With the State of the Union speech looming, leftists are in crisis mode. They’re doing anything they can to distract from the ginormous victory lap the Donald is going to take tonight. They’d much rather have you believe the U-S-of-A is two steps away from Nazi Germany. Enter bubble-butted leftist superdunce, Michael Moore, who gave an address of his own at the “People’s” State of the Union Gathering.
— Paul Joseph Watson (@PrisonPlanet) January 30, 2018
For those who couldn’t stomach the video, here’s the speech in a candy-coated shell. Just the way Mikey likes it. “*Unintelligible communist verbiage spewed between mouthfuls of triple bacon cheeseburger* Sexism and racism have got to go! We need tolerance and unity! Also, screw white guys! They’re responsible for all bad things in the world! Like skim milk and ebola! Just ignore stuff like the polio vaccine, or the invention of the assembly line. White people suck more than Britney Spears with nasal congestion! *More unintelligible commie verbiage*”
Leftists like Moore claim to speak for “the people.” As if every American is a Mao-loving chub-monster in a ball cap. Then he parries by calling Americans who don’t want to cede every penny to the government as “greedy.” That’s rich, coming from a guy who could feed the entire third world with the unburnt calories in his paunch.
Oh, trigger warning: fat shaming. Sorry (not really).

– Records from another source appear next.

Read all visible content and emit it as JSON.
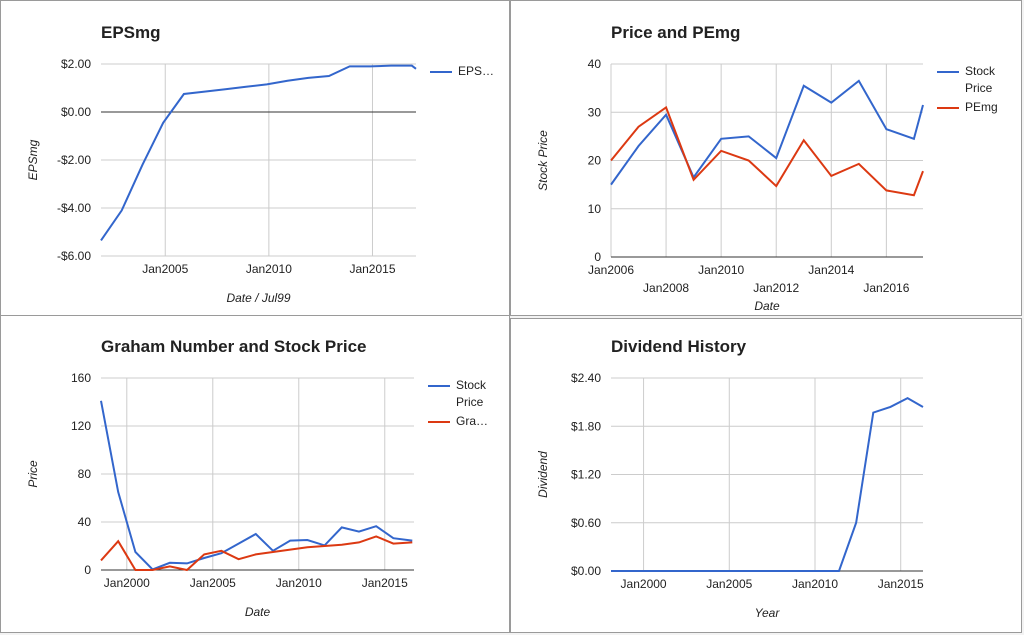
{
  "chart_data": [
    {
      "type": "line",
      "title": "EPSmg",
      "xlabel": "Date / Jul99",
      "ylabel": "EPSmg",
      "x": [
        2001.9,
        2002.9,
        2003.9,
        2004.9,
        2005.9,
        2006.9,
        2007.9,
        2008.9,
        2009.9,
        2010.9,
        2011.9,
        2012.9,
        2013.9,
        2014.9,
        2015.9,
        2016.9,
        2017.1
      ],
      "series": [
        {
          "name": "EPS…",
          "color": "#3366cc",
          "values": [
            -5.35,
            -4.1,
            -2.2,
            -0.45,
            0.75,
            0.85,
            0.95,
            1.05,
            1.15,
            1.3,
            1.42,
            1.5,
            1.9,
            1.9,
            1.93,
            1.93,
            1.8
          ]
        }
      ],
      "xlim": [
        2001.9,
        2017.1
      ],
      "xticks": [
        {
          "value": 2005,
          "label": "Jan2005"
        },
        {
          "value": 2010,
          "label": "Jan2010"
        },
        {
          "value": 2015,
          "label": "Jan2015"
        }
      ],
      "ylim": [
        -6,
        2
      ],
      "yticks": [
        {
          "value": -6,
          "label": "-$6.00"
        },
        {
          "value": -4,
          "label": "-$4.00"
        },
        {
          "value": -2,
          "label": "-$2.00"
        },
        {
          "value": 0,
          "label": "$0.00"
        },
        {
          "value": 2,
          "label": "$2.00"
        }
      ],
      "grid": true,
      "legend": "right"
    },
    {
      "type": "line",
      "title": "Price and PEmg",
      "xlabel": "Date",
      "ylabel": "Stock Price",
      "x": [
        2006,
        2007,
        2008,
        2009,
        2010,
        2011,
        2012,
        2013,
        2014,
        2015,
        2016,
        2017,
        2017.33
      ],
      "series": [
        {
          "name": "Stock Price",
          "color": "#3366cc",
          "values": [
            15,
            23,
            29.5,
            16.5,
            24.5,
            25,
            20.5,
            35.5,
            32,
            36.5,
            26.5,
            24.5,
            31.5
          ]
        },
        {
          "name": "PEmg",
          "color": "#dc3912",
          "values": [
            20,
            27,
            31,
            16,
            22,
            20,
            14.7,
            24.2,
            16.8,
            19.3,
            13.8,
            12.8,
            17.8
          ]
        }
      ],
      "xlim": [
        2006,
        2017.33
      ],
      "xticks": [
        {
          "value": 2006,
          "label": "Jan2006"
        },
        {
          "value": 2008,
          "label": "Jan2008"
        },
        {
          "value": 2010,
          "label": "Jan2010"
        },
        {
          "value": 2012,
          "label": "Jan2012"
        },
        {
          "value": 2014,
          "label": "Jan2014"
        },
        {
          "value": 2016,
          "label": "Jan2016"
        }
      ],
      "ylim": [
        0,
        40
      ],
      "yticks": [
        0,
        10,
        20,
        30,
        40
      ],
      "grid": true,
      "legend": "right"
    },
    {
      "type": "line",
      "title": "Graham Number and Stock Price",
      "xlabel": "Date",
      "ylabel": "Price",
      "x": [
        1998.5,
        1999.5,
        2000.5,
        2001.5,
        2002.5,
        2003.5,
        2004.5,
        2005.5,
        2006.5,
        2007.5,
        2008.5,
        2009.5,
        2010.5,
        2011.5,
        2012.5,
        2013.5,
        2014.5,
        2015.5,
        2016.6
      ],
      "series": [
        {
          "name": "Stock Price",
          "color": "#3366cc",
          "values": [
            141,
            65,
            15,
            0.5,
            6,
            5.5,
            10,
            14,
            22,
            30,
            16,
            24.5,
            25,
            20.5,
            35.5,
            32,
            36.5,
            26.5,
            24.5
          ]
        },
        {
          "name": "Gra…",
          "color": "#dc3912",
          "values": [
            8,
            24,
            0,
            0,
            3,
            0,
            13,
            16,
            9,
            13,
            15,
            17,
            19,
            20,
            21,
            23,
            28,
            22,
            23
          ]
        }
      ],
      "xlim": [
        1998.5,
        2016.7
      ],
      "xticks": [
        {
          "value": 2000,
          "label": "Jan2000"
        },
        {
          "value": 2005,
          "label": "Jan2005"
        },
        {
          "value": 2010,
          "label": "Jan2010"
        },
        {
          "value": 2015,
          "label": "Jan2015"
        }
      ],
      "ylim": [
        0,
        160
      ],
      "yticks": [
        0,
        40,
        80,
        120,
        160
      ],
      "grid": true,
      "legend": "right"
    },
    {
      "type": "line",
      "title": "Dividend History",
      "xlabel": "Year",
      "ylabel": "Dividend",
      "x": [
        1998.1,
        2011.4,
        2012.4,
        2013.4,
        2014.4,
        2015.4,
        2016.3
      ],
      "series": [
        {
          "name": "Dividend",
          "color": "#3366cc",
          "values": [
            0,
            0,
            0.6,
            1.97,
            2.04,
            2.15,
            2.04
          ]
        }
      ],
      "xlim": [
        1998.1,
        2016.3
      ],
      "xticks": [
        {
          "value": 2000,
          "label": "Jan2000"
        },
        {
          "value": 2005,
          "label": "Jan2005"
        },
        {
          "value": 2010,
          "label": "Jan2010"
        },
        {
          "value": 2015,
          "label": "Jan2015"
        }
      ],
      "ylim": [
        0,
        2.4
      ],
      "yticks": [
        {
          "value": 0,
          "label": "$0.00"
        },
        {
          "value": 0.6,
          "label": "$0.60"
        },
        {
          "value": 1.2,
          "label": "$1.20"
        },
        {
          "value": 1.8,
          "label": "$1.80"
        },
        {
          "value": 2.4,
          "label": "$2.40"
        }
      ],
      "grid": true,
      "legend": "none"
    }
  ]
}
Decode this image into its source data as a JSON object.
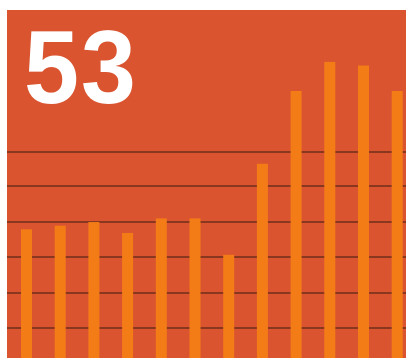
{
  "headline": {
    "value": "53"
  },
  "colors": {
    "background": "#d9542f",
    "bar": "#f47c17",
    "gridline": "#3a1a10",
    "text": "#ffffff"
  },
  "chart_data": {
    "type": "bar",
    "categories": [
      "",
      "",
      "",
      "",
      "",
      "",
      "",
      "",
      "",
      "",
      "",
      ""
    ],
    "values": [
      37,
      38,
      39,
      36,
      40,
      40,
      30,
      55,
      75,
      83,
      82,
      75
    ],
    "title": "",
    "xlabel": "",
    "ylabel": "",
    "ylim": [
      0,
      100
    ],
    "gridlines": [
      0,
      10,
      20,
      30,
      40,
      50,
      60,
      70,
      80,
      90
    ],
    "grid": true,
    "legend": "none"
  }
}
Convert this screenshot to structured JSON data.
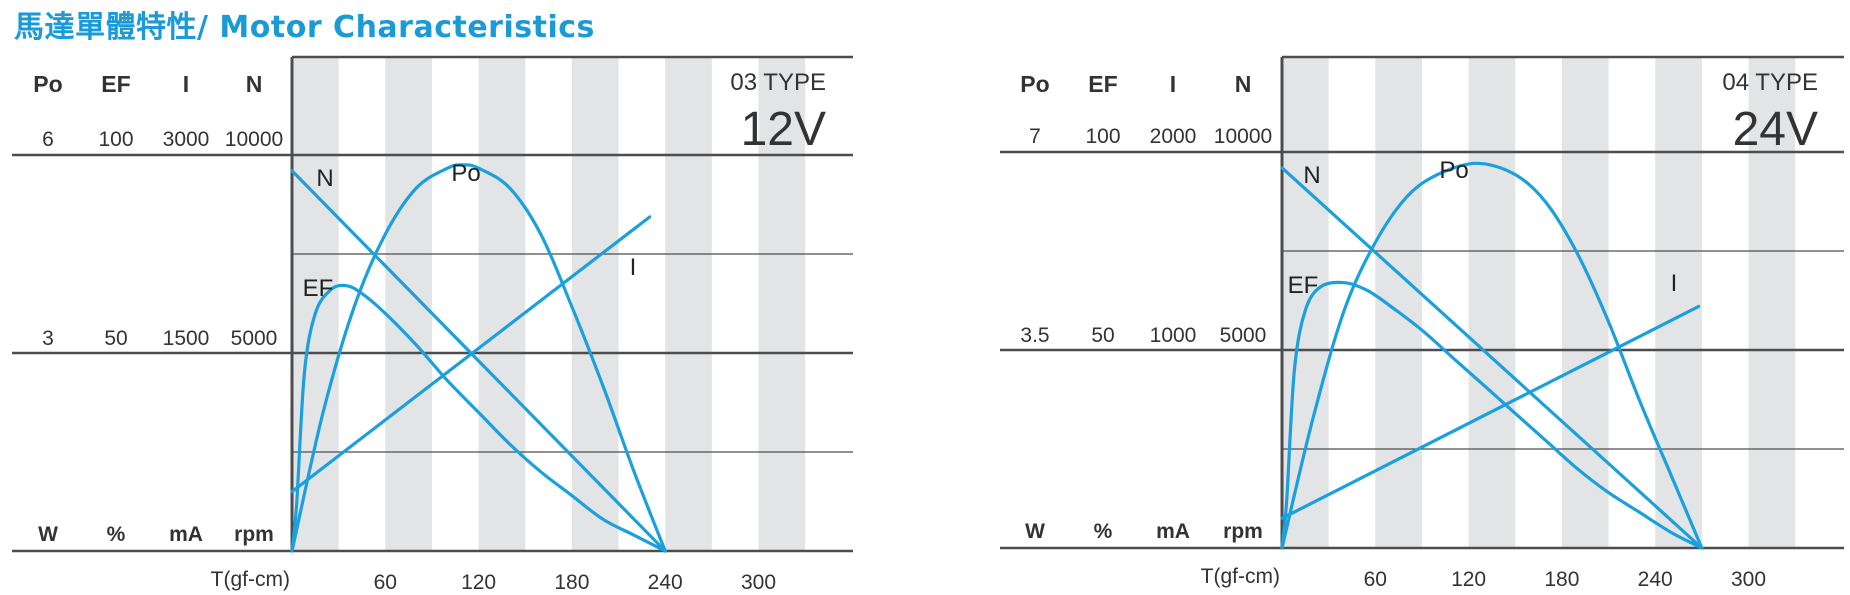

Here we have Moore singling out an entire race for the sins of their ancestors and recommending America be “cleansed” of us. But remember, it’s Trump and conservatives who are the Nazis.
I’ve got a deal for Mike. If he really despises America that much, we’ll gladly buy as many airplane seats as it takes to carry his wide load of an ass off to a more “enlightened” country. Like Venezuela. Though, fair warning, their world-class socialist government may not be able to satisfy his “nutritional requirements.” Unless he prefers the taste of skinny dog.